Simulations for Reconciling


Why simulation?

Most of our work to-date has produced emergent qualitative results, but science demands quantitative proof, so our current research focus is the development of deterministic simulation software to generate reconcilable statistics.

Types of result

We foresee many useful types of result, and therefore modes for running the simulation. These modes rely on different interfaces for preconditions, exit conditions, and the shape of corresponding results.

Basic mechanics

These will use a small set of particles, and stop within a small number of events on the timeline. The presence of events within expected bounds will be verified, within low error margins. Possible tests might verify: interaction (or not) of waves having known phases and mass-energy to test whether they collapse into fermion events.

Probability distribution functions

These randomize the vacuum, or some other preconditions, and run the simulation many times, to produce a data set of equivalent events, and a map of variant properties. Examples might include: Compton radius of a particle, field statistics, and functions for covariance of properties.

Interpretive phenomena

Where datasets are compared with criteria, we can describe more advanced phenomena. Examples include: probability of decoherence, confidence of escaping a black hole, matter/anti-matter polarization, and decay distributions.

Scripted illustration

With appropriate navigation controls, the simulation state can be presented as an animated diagram that we can use to demonstrate phenomena. We'll include some emphasis on items of interest.


We are in the early stages of development, where the basic structures of waves, bosons and fermions are implemented, along with some event detection and a basic display of entities.

We see great potential for optimisations, especially for high-energy situations, but we are adopting a 'get it working first; optimise later' approach.

The 'deterministic' mechanism means that for any given inputs, the outputs will be the same every time the functions are run. This allows us to develop our software using unit testing, and TDD.
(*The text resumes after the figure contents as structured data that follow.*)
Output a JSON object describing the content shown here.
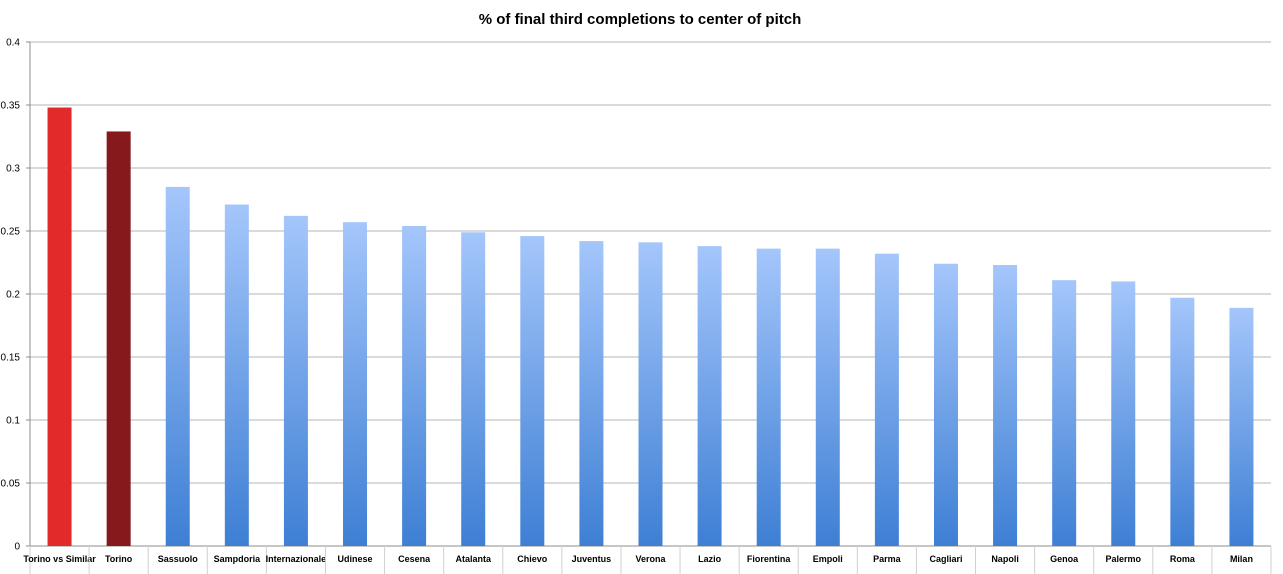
{
  "chart_data": {
    "type": "bar",
    "title": "% of final third completions to center of pitch",
    "xlabel": "",
    "ylabel": "",
    "ylim": [
      0,
      0.4
    ],
    "yticks": [
      "0",
      "0.05",
      "0.1",
      "0.15",
      "0.2",
      "0.25",
      "0.3",
      "0.35",
      "0.4"
    ],
    "grid": true,
    "legend": "none",
    "categories": [
      "Torino vs Similar",
      "Torino",
      "Sassuolo",
      "Sampdoria",
      "Internazionale",
      "Udinese",
      "Cesena",
      "Atalanta",
      "Chievo",
      "Juventus",
      "Verona",
      "Lazio",
      "Fiorentina",
      "Empoli",
      "Parma",
      "Cagliari",
      "Napoli",
      "Genoa",
      "Palermo",
      "Roma",
      "Milan"
    ],
    "values": [
      0.348,
      0.329,
      0.285,
      0.271,
      0.262,
      0.257,
      0.254,
      0.249,
      0.246,
      0.242,
      0.241,
      0.238,
      0.236,
      0.236,
      0.232,
      0.224,
      0.223,
      0.211,
      0.21,
      0.197,
      0.189
    ],
    "colors": {
      "highlight_similar": "#e32a2a",
      "highlight_team": "#86191b",
      "gradient_top": "#a4c6fb",
      "gradient_bottom": "#3e7fd4",
      "grid": "#b4b4b4",
      "axis": "#8c8c8c"
    },
    "bar_color_index": [
      "highlight_similar",
      "highlight_team",
      "gradient",
      "gradient",
      "gradient",
      "gradient",
      "gradient",
      "gradient",
      "gradient",
      "gradient",
      "gradient",
      "gradient",
      "gradient",
      "gradient",
      "gradient",
      "gradient",
      "gradient",
      "gradient",
      "gradient",
      "gradient",
      "gradient"
    ]
  }
}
Fig.1: TDD in action (red-green testing)

Next steps

We now have utility functions to build fundamental structures, to time-evolve them, test them for interactions, and to collapse bosons to create new fermions. We have yet to include mass-energy, which is essential for collapsing asynchronous networks, and we have yet to build a full chaotic simulation controller.

Next steps:

  • n-body simulation, testing earliest interactions, processing, and re-computing the network. Early implementations may not be as efficient as possible, because we are not optimising early (we have many optimisation ideas).
  • A web interface, to show pre-computed simulation timelines.
  • Graphing component, to show simulation timelines as network graphs (like we have used in this site, only not hand-drawn).
  • Graphing component, to show probability distribution functions of a simulation with parameterised unknowns. This will use an analytical approach.


Our main challenges are:

  • The numerical precision of hardware-supported IEEE mathematical operations is not sufficient to represent phase values to the precision required by the simulation. For example, we expect to keep track of multiples of Planck length while maintaining phase precision down to less than 10^-30 of Planck length. We expect to use a library like BigNum for this, at the expense of performance.
  • To reconcile with standard physics, in terms that standard physics recognises, we will need to generate statistical results with sufficient confidence. This requires statistical methods we have not yet fully developed, and also computing power and optimisations. It is expected that our first results will be qualitative and illustrative, followed by low-precision statistical results that we hope will converge on the desired outcome.
  • The simulation will be sub-optimal over large space partitions. Because the mechanism is based on the overlapping of expanding spheres, and an environmental vacuum containing many such spheres, then a large space of low-energy entities presents combinatorial challenges that are not easily optimised solely by space-partitioning. Phase and mass partitioning might also be necessary, to automatically reduce the testable combinations of entities.
  • Although we expect fewer free parameters than standard models, we are concerned that our free parameters do not yet have any basis (other than undesirably 'tuning to match expectations'). Without direct mathematical origins, those free parameters will be a limiting factor in the precision of our emergent results. We hope that a threshold of known geometric expression may provide a suitable auto-tuning of our parameters.